History of The Kasserine Pass
In February 1943, the German-Italian Afrika Korps led by General Erwin Rommel attacked US forces, mostly the U.S. Army’s II Corps, who were defending a two-mile wide valley within the Dorsal Mountains in Tunisia. This gap, known as known as the Kasserine Pass, was seen as a weak point by Rommel, who aimed to push the Allies out of Tunisia and improve his supply lines.

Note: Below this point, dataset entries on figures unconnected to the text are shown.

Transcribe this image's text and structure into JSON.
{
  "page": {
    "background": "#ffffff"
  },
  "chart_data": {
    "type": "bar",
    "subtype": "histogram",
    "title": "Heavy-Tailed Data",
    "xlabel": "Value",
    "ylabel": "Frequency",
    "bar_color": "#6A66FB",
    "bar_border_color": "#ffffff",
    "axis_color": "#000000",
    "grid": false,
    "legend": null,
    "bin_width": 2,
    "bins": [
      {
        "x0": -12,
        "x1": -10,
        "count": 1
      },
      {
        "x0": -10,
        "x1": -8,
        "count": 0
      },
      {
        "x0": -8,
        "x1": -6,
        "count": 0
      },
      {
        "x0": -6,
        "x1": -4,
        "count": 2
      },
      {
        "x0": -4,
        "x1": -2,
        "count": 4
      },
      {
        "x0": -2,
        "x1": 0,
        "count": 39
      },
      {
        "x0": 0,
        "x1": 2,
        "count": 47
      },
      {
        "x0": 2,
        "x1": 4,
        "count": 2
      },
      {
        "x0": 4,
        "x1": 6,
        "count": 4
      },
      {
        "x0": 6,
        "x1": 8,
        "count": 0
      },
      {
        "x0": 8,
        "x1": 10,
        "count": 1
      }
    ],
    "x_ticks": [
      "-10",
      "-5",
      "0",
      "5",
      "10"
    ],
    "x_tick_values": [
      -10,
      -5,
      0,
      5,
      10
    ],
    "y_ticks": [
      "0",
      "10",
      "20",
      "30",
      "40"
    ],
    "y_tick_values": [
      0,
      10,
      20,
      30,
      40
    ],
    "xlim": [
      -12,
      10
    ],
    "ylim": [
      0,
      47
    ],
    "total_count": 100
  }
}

The Battle of the Kasserine Pass was fought between 19 and 25 December and resulted in the retreat of US forces as well as significant losses on their part. With over a thousand men killed in the battle and hundreds being taken as prisoners of war, the Americans suffered a disastrous defeat. Yet, in the aftermath of the Battle of Kasserine Pass, they learned from mistakes made and thus made significant strategic changes which served them well in later battles.
The Kasserine Pass Today
There is little to see here now except to travel along the battle site. In the area, however, is the archaeological site Ammaedara, which contains the ruins of a Roman legionary outpost, such as the partially reconstructed Basilica of Melleus, a Byzantine fort, the Arch of Septimius Severus, and a mausoleum. It’s worth requesting a tour since the area is poorly-signposted – the best way to do this is by getting in touch with the Friends of Haidra Association.
Getting to The Kasserine Pass
From the centre of Tunisia, Kasserine is reachable in around 4 hours by car via the P13 road. It is very remote, and due to its proximity to the border with Algeria, is advised against visiting except for essential travel.